Sergio shuddered. The Tome of Noctilucent was disturbing. He thought back to the time that his father had muttered this phrase intermittently for days with his eyes unfocused on anything around him. This was not the only experience of his father talking nonsense, but Sergio remembered the vacant eyes and how disturbing they had been when he was a child. His mother had tried to hide it from Sergio, but his father had begun during a bedtime story.

Sergio tried to shake his feeling off and look at the manuscript professionally. He reread the line and rolled his eyes. His father liked to explain everything, even in his journals. The explanation of how fascinated his father was with the page and all the things he thought the page was for would go on for pages. Sergio debated with himself. He was reading the journal because he wanted to understand the progression of the sickness, not because hearing about the page interested him. He decided to skim through the sections to look for patterns. He continued until he noticed a phrase that his father had used three times already.

 

There must be more to the page, if I only knew where to look. The sheet I found is in perfect condition, but strange it should be found alone. History has always claimed the page is part of a major work of ancient writing. If I only knew where to look. The writing indicated the piece originated in the Yuan dynasty or perhaps even earlier. There is some clue to what the book was based on the characters. Possible the manuscript is one giant cookbook, there is a list of ingredients on the page, but that seems unlikely based upon the items called for. Wormroot, gold dust, and petals from a magnolia are included in the list. This could be cleared up if I only knew where to look for the rest of the book.

 

Sergio pulled out his red pen and marked on a notepad “if I only knew where to look.” His father continued to use the phrase. Ruminating thoughts that circled and went nowhere, wrote Sergio in the margin. He wondered if he were guilty of this.
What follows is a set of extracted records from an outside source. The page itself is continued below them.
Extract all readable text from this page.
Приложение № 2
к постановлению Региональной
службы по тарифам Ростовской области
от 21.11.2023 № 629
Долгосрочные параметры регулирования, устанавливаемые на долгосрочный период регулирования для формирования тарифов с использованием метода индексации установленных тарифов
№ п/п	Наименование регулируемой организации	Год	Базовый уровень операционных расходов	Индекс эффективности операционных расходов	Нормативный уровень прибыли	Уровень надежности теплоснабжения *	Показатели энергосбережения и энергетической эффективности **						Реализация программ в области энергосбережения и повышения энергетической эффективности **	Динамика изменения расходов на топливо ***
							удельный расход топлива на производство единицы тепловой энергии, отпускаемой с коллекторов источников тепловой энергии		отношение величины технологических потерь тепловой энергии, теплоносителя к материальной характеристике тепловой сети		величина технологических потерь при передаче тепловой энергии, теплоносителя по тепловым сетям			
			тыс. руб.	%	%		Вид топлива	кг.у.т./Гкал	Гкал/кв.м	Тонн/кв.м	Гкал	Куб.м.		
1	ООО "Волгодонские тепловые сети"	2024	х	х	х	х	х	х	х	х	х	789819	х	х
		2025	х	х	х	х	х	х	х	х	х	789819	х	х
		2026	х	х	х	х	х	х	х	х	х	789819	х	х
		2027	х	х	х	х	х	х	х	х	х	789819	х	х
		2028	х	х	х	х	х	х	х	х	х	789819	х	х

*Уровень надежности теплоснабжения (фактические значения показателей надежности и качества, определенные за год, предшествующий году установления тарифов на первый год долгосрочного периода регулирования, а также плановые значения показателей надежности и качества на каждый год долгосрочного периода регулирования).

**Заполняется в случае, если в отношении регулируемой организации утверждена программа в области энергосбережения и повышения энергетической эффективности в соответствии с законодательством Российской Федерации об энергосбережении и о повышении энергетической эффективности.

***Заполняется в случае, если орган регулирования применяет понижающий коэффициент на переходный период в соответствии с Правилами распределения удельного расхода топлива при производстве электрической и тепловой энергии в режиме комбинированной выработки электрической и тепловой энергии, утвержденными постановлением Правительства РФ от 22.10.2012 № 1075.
The passages in the journal went on for pages, and he continued to study late into the night. Sergio could feel his eyelids begin to drop. He yawned and looked back down at the pages. The writing was beginning to get harder to read, getting caught up in a sleepy blur.

***

Sergio lifted his eyes from the faded ink. Something fell in the kitchen.

“Hello?” Sergio called out. He closed the book, being careful with the spine, and making sure none of the pages crinkled or folded. As the kitchen light turned on, he swept his eyes across the room. Nothing was misplaced in the kitchen, but the side door leading to the front yard was open a few inches.

Outside the home, night had come. He wondered how long he had been reading the journal. The kitchen tile was chilly underneath his bare feet. The door handle was locked, but the door was not closed all the way. Sergio opened his mouth in a wide yawn and pushed the door closed.

A voice spoke from the darkness behind him. “Where is the page of Noctilucent?” The sound was like that of a house settling and letting out a mournful moan, but given words to speak.

The lock resisted opening again. Sergio wrenched at the doorknob refusing to look over his shoulder. The windows on the door rattled, and Sergio looked over his shoulder. The kitchen remained empty. The door lock gave way and Sergio burst from the house trying to scream, but finding no air to breath.

“Where is the page of Noctilucent?” The voice was sharper and seemed closer. Sergio ran for the edge of the yard where the trees would better hide him from his pursuers.

Before he could reach the edge of the yard, a figure stepped from behind the trees. In horror Sergio realized the person was a skeleton, which lunged forward and grasped his neck in the bony fingers.

“The page!” growled the skeleton.

Sergio screamed.

Sergio woke, the journal crashing to the floor. The cold dampness of his sweat caused goose-bumps to form along his arms. He forced himself up, to move and make it to the bedroom. He flopped onto the covers of the bed and pulled them on top of him without bothering to crawl inside. He pulled the top sheet over his head, and refused to cry. Why did it have to be skeletons?

Without peeking from under his covers, he reached out and found the pills on the bedside table.